Ciguatoxin, the toxin present in fish responsible for ciguatera, at doses equal or above the maximum positive inotropic dose in atria (greater than 0.15 mouse units/ml) induced arrhythmias in atria and papillary muscles stimulated at 1 Hz and dose-dependent negative inotropy in atria. Negative inotropy was enhanced by ouabain or by an increase in stimulation to 3 Hz, little affected by procaine or increasing Ringer [Ca2+] and reversed by lidocaine and tetrodotoxin (TTX). Ciguatoxin caused negative inotropy associated with cell depolarisation in 1.2 mM Ca2+-Ringer and additionally caused signs of Ca overload in 3.2 mM Ca2+-Ringer. Ciguatoxin induced transient after-contractions and contracture in atria which were common in 3.2 mM but not 1.2 mM Ca2+-Ringer and which were enhanced by ouabain. TTX and lidocaine abolished after-contractions and contracture while procaine was less effective. Extrasystoles consisting of short bursts of 1-2 extra contractions per sec were seen in atria and papillary muscles within 45 min of ciguatoxin being added. The effect was observed in 3.2 mM but seldom in 1.2 mM Ca2+-Ringer and was absent when low doses of propranolol or TTX were added prior to ciguatoxin. Flutter was observed in a few papillary muscles after ciguatoxin. These results suggest that the toxic effects of ciguatoxin stem from its direct action of opening myocardial Na+ channels. Extrasystoles appeared to result mainly from its effect on neural Na+ channels causing an increased release of noradrenaline from the nerves associated with the myocardium.     

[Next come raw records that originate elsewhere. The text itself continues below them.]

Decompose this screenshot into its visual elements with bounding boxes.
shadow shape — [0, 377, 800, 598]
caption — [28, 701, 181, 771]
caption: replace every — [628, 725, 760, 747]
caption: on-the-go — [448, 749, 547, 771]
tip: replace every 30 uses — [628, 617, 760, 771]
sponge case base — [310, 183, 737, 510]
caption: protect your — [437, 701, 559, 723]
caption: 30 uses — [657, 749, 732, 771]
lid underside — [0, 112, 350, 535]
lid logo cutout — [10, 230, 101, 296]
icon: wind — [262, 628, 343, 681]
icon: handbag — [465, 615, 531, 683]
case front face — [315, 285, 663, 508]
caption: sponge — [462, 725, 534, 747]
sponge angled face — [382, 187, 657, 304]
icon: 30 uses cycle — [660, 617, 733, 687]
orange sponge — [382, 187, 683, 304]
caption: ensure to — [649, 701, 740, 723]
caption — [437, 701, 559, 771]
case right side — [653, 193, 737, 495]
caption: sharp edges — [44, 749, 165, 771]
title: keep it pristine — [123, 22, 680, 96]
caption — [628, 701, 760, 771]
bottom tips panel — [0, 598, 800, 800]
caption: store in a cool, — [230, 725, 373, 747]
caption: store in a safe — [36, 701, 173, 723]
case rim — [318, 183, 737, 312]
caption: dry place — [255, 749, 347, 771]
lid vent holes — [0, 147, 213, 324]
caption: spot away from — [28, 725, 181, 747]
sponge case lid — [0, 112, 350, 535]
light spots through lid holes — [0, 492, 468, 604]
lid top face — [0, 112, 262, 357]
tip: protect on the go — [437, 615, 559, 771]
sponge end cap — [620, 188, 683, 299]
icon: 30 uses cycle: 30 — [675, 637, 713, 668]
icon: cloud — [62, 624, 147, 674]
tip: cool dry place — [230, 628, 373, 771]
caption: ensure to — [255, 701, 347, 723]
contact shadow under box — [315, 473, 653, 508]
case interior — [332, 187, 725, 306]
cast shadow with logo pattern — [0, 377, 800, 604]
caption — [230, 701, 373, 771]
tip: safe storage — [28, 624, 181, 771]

Chronic Phase Lipids in Sera of Several Chronic Diseases Reacting with MAB–CTX (Antibody to Ciguatoxin)

The membrane immunobead assay results on the acetone lipid fraction of serum from chronic fatigue syndrome (CFS) patients (60 samples) and normal individuals (with no clinical CFS or other disease symptoms) showed significant differences with 4 exceptions (4 normals showed 1:40 and 1:80 titres). This represented approximately 10.8% of the normal samples, with 3 samples at 1:20, the majority of the CFS titred 1:40 through 1:160. This represented 95.0% of the samples. The small numbers of hepatitis patients and chronic ciguatera fish poisoning patients also had titres of 1:40 to 1:80 in all of the serum samples examined. The weights of the lipids in mg/ml serum essentially are very similar, except 1 or 2 of CFS and hepatitis B showed values at the upper level. Comparison of sexes showed 65% females and 35% men with CFS, representing a ratio of approximately 2:1 (female/male). It is concluded that certain disease conditions and environmental exposures to deleterious factors (toxin, chemicals, microorganisms) trigger the release of lipids (probably by the liver) with similar epitopes to ciguatoxin, and that they react with MAb–CTX. We designate these lipids as “chronic phase lipids” comparable to “acute phase protein” in inflammatory and traumatic diseases.